Terry Crews Covers Muscle & Fitness
(Photo: Muscle & Fitness Magazine, June 2011)
The Family Crews star Terry Crews is featured in the June issue of Muscle & Fitness.
If you thought you knew everything there was to know about Crews--think again.
Joe Wuebben profiled the 42-year-old actor and traced Crews' remarkable story from his humble beginnings in Flint, Mich. to starring in Hollywood blockbusters and television sitcoms.
Below is an excerpt of the Muscle & Fitness profile, which is now on newsstands everywhere:
Where do you go when your mother won’t let you leave the house because of the teenagers running around with Uzis, gold chains, and drugs for sale? “At every function, it seemed like somebody was getting killed,” says Crews. “It felt like Beirut. But you have to do something. You can’t just sit in the house.”
Aside from having both parents at home, Crews had two things going for him: He could play ball and he could draw. When he wasn’t admiring the muscular physiques of comic book superheroes and drawing the characters freehand, he was playing organized football and basketball, running track, or frequenting Flint’s Berston Field House.
All the local legends went through Berston, from NBA players Glen Rice, Mateen Cleaves, and Morris Peterson to NFL stars Carl Banks and Andre Rison. Crews spent most of his time in the Berston basement, lifting weights on a multipurpose contraption he calls the “Metal Monster” and a squat machine called the “Leaper.”

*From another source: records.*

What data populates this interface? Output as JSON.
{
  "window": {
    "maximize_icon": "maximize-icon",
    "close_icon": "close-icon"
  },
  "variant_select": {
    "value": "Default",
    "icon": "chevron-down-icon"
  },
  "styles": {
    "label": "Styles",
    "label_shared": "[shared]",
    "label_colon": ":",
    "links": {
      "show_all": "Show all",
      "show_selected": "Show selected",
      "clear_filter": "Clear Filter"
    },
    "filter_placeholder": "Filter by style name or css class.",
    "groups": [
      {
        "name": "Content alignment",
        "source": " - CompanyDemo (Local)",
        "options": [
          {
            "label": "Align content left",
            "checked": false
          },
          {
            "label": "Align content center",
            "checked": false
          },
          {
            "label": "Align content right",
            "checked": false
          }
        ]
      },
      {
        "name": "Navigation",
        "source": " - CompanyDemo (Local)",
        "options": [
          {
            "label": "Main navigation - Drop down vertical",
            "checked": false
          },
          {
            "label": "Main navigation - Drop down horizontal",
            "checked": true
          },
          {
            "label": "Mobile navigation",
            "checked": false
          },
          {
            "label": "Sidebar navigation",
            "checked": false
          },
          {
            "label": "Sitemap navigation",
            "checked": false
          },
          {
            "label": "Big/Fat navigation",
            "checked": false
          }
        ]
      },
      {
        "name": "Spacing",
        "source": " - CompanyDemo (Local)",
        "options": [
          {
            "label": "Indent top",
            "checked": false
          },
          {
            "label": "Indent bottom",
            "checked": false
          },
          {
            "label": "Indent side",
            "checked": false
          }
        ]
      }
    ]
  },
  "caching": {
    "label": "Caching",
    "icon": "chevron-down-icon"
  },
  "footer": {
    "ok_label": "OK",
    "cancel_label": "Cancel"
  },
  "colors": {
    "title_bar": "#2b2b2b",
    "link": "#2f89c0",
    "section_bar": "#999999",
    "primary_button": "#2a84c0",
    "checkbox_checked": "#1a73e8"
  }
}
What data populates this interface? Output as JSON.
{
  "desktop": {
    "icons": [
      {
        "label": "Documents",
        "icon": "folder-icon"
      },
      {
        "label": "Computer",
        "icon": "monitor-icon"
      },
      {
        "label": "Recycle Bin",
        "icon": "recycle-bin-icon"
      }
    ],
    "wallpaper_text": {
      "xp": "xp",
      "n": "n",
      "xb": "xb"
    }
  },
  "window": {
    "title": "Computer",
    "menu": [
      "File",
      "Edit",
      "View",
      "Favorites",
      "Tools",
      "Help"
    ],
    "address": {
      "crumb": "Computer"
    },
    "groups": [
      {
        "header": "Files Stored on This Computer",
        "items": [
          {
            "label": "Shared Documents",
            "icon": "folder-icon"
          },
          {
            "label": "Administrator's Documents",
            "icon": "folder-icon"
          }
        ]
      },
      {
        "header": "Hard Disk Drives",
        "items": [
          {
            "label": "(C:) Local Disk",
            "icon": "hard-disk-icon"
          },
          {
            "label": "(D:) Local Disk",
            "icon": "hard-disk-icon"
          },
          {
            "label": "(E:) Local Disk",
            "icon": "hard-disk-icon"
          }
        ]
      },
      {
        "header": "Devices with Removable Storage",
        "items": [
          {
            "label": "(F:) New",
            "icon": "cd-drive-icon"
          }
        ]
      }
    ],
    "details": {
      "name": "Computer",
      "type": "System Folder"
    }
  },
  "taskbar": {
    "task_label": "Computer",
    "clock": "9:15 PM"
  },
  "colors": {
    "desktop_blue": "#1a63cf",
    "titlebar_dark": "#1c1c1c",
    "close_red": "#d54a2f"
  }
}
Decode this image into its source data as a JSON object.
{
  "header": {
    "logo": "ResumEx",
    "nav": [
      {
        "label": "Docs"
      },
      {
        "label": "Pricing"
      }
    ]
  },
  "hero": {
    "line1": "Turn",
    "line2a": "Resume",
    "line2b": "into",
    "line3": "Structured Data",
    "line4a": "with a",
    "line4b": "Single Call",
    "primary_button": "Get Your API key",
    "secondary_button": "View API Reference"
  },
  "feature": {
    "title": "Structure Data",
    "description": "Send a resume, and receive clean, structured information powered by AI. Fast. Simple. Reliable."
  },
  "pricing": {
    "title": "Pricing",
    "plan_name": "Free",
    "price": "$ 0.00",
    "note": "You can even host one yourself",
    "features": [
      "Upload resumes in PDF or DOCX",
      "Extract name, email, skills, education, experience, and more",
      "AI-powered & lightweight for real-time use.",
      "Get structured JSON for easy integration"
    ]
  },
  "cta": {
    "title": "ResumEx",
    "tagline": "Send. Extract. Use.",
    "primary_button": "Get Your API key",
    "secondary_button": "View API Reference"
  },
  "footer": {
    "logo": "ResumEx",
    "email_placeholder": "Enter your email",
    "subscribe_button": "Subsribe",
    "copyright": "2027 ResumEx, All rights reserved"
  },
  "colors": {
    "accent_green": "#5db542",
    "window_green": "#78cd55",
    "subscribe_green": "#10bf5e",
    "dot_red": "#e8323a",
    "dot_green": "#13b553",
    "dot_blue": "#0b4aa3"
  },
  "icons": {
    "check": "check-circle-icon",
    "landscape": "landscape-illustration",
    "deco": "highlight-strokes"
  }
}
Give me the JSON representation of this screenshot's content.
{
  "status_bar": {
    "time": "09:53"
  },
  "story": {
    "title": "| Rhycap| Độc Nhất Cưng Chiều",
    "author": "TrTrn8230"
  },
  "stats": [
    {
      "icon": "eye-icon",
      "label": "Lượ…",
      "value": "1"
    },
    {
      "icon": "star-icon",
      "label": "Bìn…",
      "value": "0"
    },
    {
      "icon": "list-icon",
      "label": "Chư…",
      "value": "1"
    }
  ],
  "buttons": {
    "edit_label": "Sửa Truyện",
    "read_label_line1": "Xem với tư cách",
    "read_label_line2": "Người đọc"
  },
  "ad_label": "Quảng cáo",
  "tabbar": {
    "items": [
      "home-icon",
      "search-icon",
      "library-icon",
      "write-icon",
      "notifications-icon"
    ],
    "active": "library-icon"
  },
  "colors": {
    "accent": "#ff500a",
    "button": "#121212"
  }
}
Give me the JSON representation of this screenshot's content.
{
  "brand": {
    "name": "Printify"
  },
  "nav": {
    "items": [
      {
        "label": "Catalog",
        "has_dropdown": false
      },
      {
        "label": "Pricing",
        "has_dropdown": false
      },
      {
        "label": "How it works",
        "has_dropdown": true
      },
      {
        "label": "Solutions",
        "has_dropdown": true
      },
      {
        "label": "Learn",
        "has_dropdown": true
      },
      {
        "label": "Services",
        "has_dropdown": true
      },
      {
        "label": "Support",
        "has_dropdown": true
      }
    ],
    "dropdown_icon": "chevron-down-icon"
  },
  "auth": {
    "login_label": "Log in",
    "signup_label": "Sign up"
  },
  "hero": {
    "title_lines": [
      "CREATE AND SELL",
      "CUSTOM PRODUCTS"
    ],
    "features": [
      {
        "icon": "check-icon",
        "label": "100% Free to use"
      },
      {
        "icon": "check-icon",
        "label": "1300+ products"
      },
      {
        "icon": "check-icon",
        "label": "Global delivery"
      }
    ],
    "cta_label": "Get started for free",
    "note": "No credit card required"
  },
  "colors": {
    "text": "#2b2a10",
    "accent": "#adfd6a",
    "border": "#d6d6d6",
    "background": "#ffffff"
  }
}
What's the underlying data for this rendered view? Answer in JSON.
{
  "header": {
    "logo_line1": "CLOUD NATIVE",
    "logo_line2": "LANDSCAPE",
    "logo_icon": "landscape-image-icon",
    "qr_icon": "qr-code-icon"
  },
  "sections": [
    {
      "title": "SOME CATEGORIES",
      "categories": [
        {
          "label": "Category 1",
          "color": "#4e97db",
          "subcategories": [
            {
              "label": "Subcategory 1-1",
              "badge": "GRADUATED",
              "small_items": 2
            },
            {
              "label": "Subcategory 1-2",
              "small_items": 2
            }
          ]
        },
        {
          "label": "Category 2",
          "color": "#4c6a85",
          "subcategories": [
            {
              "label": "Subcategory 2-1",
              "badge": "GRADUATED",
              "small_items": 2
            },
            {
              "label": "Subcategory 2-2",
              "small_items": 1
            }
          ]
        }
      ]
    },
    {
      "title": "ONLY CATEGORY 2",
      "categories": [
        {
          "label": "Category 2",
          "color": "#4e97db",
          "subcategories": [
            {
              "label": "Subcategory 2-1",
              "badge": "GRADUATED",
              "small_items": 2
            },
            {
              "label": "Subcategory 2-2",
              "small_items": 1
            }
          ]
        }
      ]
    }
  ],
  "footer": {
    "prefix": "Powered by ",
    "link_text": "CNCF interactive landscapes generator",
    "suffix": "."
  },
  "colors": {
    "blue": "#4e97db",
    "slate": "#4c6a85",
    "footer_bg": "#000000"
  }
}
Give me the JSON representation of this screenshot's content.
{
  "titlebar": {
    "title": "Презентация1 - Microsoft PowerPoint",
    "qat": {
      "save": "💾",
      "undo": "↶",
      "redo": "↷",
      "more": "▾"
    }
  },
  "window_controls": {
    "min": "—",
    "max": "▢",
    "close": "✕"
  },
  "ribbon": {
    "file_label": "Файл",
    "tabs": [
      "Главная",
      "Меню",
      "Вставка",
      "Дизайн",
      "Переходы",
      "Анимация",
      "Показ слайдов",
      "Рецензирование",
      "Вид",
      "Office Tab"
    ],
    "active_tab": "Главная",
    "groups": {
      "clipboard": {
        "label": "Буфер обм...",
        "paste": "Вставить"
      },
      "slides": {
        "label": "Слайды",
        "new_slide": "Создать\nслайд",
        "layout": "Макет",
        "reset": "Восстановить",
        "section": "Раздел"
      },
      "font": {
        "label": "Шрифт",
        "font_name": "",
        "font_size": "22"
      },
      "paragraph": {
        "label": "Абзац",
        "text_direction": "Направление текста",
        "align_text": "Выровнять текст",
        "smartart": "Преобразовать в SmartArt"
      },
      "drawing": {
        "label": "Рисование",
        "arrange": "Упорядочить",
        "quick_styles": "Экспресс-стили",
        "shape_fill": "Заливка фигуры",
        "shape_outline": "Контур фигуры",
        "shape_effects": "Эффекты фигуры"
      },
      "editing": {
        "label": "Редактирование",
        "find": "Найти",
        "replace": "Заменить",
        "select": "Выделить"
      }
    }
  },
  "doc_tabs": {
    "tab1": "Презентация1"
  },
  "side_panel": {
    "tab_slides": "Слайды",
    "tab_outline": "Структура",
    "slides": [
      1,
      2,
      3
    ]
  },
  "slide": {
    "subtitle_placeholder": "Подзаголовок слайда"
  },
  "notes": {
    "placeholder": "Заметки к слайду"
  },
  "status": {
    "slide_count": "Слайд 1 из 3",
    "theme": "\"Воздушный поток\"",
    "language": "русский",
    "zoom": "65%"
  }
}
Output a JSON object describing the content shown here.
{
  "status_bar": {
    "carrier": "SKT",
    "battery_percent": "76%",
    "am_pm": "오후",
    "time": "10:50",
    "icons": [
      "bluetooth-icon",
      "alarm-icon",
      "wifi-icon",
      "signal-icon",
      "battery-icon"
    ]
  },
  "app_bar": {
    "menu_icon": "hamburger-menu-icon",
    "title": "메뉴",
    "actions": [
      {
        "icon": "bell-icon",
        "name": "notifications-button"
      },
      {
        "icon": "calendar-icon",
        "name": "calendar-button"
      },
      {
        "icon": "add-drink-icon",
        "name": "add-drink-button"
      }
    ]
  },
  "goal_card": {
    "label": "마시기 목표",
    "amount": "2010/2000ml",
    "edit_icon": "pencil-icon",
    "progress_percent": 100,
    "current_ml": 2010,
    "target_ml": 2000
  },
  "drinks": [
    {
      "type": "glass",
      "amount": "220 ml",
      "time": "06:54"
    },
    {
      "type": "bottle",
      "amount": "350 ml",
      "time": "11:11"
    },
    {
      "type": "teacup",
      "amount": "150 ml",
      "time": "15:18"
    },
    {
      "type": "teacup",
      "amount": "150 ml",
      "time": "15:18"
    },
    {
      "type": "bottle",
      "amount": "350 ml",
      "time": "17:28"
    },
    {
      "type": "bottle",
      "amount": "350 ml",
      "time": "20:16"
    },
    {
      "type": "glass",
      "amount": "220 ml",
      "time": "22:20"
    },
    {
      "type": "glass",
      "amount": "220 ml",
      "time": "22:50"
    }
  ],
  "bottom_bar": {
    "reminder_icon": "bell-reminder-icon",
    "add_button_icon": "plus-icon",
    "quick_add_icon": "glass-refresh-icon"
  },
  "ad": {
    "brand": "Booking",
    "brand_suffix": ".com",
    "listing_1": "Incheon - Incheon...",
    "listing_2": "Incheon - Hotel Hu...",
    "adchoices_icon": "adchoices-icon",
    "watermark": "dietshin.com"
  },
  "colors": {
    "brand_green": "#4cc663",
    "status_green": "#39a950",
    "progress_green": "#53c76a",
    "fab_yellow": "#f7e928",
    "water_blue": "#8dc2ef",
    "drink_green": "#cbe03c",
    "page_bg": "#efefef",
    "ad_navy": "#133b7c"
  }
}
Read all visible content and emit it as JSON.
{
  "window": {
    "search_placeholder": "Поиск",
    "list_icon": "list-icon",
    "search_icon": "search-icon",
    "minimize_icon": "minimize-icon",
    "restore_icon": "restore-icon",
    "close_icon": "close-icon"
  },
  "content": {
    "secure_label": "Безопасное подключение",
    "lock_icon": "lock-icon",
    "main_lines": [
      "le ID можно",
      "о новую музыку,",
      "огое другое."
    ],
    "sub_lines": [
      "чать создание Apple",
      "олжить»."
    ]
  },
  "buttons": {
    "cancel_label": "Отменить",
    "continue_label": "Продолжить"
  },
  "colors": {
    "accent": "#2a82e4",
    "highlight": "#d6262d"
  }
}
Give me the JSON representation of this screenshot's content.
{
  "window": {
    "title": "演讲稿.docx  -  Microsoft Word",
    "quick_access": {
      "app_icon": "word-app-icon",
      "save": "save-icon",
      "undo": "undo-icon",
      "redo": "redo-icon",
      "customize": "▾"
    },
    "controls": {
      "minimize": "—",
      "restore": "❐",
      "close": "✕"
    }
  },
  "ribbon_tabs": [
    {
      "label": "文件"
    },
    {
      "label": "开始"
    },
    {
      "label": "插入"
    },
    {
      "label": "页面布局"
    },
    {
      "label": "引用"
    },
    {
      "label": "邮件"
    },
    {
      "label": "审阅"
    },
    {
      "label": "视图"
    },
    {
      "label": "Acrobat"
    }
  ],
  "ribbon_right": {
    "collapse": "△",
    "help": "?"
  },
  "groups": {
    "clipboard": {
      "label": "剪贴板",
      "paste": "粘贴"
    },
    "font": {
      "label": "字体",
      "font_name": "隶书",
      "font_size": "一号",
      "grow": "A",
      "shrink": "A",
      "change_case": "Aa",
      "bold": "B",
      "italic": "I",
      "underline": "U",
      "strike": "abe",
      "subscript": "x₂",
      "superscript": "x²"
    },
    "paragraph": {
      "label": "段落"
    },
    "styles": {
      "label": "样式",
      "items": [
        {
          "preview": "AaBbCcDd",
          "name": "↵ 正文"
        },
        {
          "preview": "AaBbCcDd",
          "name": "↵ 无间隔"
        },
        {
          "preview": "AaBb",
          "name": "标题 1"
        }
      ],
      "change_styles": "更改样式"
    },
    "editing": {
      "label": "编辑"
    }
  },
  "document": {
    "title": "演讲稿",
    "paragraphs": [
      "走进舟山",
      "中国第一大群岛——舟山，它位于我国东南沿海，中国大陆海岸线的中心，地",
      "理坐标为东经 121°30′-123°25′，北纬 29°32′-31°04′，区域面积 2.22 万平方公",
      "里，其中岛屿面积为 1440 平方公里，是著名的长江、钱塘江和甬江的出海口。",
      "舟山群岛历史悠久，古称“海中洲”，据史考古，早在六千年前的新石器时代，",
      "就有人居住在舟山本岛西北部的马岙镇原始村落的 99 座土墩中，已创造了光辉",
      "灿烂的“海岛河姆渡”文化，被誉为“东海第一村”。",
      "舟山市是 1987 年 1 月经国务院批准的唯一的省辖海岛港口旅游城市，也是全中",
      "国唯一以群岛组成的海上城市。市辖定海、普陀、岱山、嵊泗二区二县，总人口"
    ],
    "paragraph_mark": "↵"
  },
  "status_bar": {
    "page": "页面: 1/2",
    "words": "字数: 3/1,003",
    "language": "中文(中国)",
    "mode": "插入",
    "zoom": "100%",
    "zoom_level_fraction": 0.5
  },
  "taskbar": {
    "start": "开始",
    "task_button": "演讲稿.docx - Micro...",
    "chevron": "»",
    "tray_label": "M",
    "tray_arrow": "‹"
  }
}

“I felt at a very early age that I had to get out of Flint,” says Crews. “You either leave or you’re gonna get trapped. And I decided that football was going to be my path out.” Crews didn’t party like most kids, and days were both structured and crammed with activities to keep him out of trouble.
School. Sports practice. Hit the gym. Come straight home at 7 or 8 o’clock. Repeat the next day. “Terry always had this drive that he was going to succeed, somehow, some way,” says his sister, Michael Crews. “He’s never been given a silver spoon. We come from Flint, and it’s pretty rough there, so he had to overcome a lot to get where he is now.” Ironically, Crews’ artwork was noticed as much as, if not more than, his athleticism. He attended Interlochen Center for the Arts in northern Michigan on scholarship the summer after his senior year in high school. He also considered an offer from the College for Creative Studies in Detroit, which didn’t have a football team. “Terry was always an artist first,” says his sister. “He just happens to be a big guy who likes sports as well.”
“I’ve always lived this dichotomy of art and athletics,” says Crews. “Being in Flint, I knew I had to do something to leave. I felt like Tom Cruise in All the Right Moves, where he’s like, ‘I’m getting out of here!’ It was a dying town, and you realize, ‘Yo, my dream has to be somewhere else.’ ” A true underdog isn’t handed a free ride to Michigan or Ohio State out of high school. That’s too easy. The underdog walks on to a program that can only dream about Rose Bowls and Heisman Trophies—a place like Western Michigan University in Kalamazoo, Crews’ college choice, sans scholarship offer.
The Crews family could barely afford one year of college. That’s how long Crews had to earn a scholarship. After his freshman year at WMU, he was still a walk-on, so he begged his mom for just one more semester, and he finally secured his coveted scholarship. “I realized at that moment that nothing was impossible if you just don’t quit,” says Crews.
“I found that you can wear people down. Eventually you’ll get what you want if you just keep knocking."